When we were kids growing up in the hill country of the state of Arkansas we were a very poor family of six people so during the summer we would take the bare essentials and go over to the state of Missouri to work the cotton crops, we would work for a cotton farmer with several hundred acres of cotton in the rich Mississippi delta bottom lands which was level land commonly called the boot heal of Missouri. We would be furnished with a house to live in from spring until late fall. So we would arrive in Missouri about the time the cotton stalks were just peeping through the ground.

 

We would work long hours through the heat chopping grass out of the tender cotton down rows that would be a quarter mile long, by the time we were through all the fields it would be time to start over in the original field we had started in and so on we would work on into the summer until the stalks began to produce green bowls of cotton and upon ripening the cotton would begin to burst forth from the bowls which covered the green stalks and then it became the back breaking labor of dragging a sack capable of holding 100 lbs of cotton down the rows as we hand picked the white tufts of cotton from the bowls.

 

 And so on we labored through the summer caring for and harvesting the precious cotton crops. Soon, after about the third picking we knew that it would be “bowl pulling time”. What this consisted of was that the season would render the stalks too barely producing and the stalks would begin to blacken, turn brittle and begin to die but there would be some life left in them and they would produce sort of a small bowl with poor cotton quality and so instead of picking the cotton we would pull bowl and all off the stalk in order to reap the last bit of cotton.

 

It was grueling work pulling those bowls, the sharp end of the tough bowls would make our fingers bleed and the sacks were twice as heavy.

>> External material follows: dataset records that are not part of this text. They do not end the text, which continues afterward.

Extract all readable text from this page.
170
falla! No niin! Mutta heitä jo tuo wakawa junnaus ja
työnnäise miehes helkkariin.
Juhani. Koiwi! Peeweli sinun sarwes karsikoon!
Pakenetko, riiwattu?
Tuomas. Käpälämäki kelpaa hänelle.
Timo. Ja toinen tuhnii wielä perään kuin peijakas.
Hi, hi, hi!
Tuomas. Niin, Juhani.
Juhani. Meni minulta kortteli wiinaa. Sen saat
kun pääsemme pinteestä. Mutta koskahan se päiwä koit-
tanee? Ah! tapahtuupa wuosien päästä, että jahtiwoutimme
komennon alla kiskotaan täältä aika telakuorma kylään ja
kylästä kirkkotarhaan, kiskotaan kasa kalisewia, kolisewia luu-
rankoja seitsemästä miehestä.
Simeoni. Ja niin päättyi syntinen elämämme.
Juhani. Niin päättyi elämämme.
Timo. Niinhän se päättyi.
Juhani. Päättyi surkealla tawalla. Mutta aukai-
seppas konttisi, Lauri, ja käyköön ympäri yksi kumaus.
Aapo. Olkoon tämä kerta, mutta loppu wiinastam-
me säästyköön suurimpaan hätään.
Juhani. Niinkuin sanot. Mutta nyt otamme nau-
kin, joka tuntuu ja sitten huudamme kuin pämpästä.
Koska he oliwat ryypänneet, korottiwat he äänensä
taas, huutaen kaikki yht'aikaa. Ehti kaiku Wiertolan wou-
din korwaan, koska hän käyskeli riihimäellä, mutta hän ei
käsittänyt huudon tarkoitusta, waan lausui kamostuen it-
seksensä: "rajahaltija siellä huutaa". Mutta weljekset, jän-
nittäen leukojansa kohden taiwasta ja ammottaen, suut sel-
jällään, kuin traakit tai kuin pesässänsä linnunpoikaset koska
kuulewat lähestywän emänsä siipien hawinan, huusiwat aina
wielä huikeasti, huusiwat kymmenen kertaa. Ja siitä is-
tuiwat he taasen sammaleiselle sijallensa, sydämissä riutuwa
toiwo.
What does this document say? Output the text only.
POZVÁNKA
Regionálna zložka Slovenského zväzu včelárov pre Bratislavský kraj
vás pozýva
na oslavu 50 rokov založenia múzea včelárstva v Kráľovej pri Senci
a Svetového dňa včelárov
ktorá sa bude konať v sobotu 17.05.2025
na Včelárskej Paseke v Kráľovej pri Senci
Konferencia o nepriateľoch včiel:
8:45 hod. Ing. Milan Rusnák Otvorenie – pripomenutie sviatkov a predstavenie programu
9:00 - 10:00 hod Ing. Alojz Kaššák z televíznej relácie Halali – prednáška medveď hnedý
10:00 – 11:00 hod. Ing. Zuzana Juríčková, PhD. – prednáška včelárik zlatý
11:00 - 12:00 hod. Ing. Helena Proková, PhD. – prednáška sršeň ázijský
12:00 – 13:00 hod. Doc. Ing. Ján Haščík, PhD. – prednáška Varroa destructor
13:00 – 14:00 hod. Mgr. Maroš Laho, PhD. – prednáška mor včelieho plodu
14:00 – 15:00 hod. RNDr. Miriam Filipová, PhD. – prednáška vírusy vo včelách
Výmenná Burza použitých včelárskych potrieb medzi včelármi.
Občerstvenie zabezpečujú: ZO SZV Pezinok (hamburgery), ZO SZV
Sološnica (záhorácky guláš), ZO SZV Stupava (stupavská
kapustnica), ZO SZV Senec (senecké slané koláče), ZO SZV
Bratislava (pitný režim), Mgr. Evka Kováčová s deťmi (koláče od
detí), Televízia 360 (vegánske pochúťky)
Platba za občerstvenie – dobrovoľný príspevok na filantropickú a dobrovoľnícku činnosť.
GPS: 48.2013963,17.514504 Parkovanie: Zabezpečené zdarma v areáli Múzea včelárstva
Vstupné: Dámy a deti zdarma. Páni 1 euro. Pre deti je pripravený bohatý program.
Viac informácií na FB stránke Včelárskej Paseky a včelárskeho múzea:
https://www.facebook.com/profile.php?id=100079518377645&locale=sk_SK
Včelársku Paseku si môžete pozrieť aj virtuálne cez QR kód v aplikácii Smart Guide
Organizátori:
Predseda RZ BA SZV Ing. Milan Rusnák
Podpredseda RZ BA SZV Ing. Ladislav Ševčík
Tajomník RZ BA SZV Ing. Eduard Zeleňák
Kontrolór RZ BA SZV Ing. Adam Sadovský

So we would pull bowls and as the cotton trailers pulled away with the last load, we knew that the season was over, our work done and we would be going home.

 

My friends, I feel as though we are in the time described above, the season has grown late and we are in the final harvesting days. As my memory travels back over the years to those fields “White to harvest” I can visualize the true meaning of Christ words in John 4:35 Say not ye, There are yet four months, and then cometh harvest? Behold, I say unto you, Lift up your eyes, and look on the fields; for they are white already to harvest.

 

We must encourage ourselves and one another for the end of harvest is sure to come.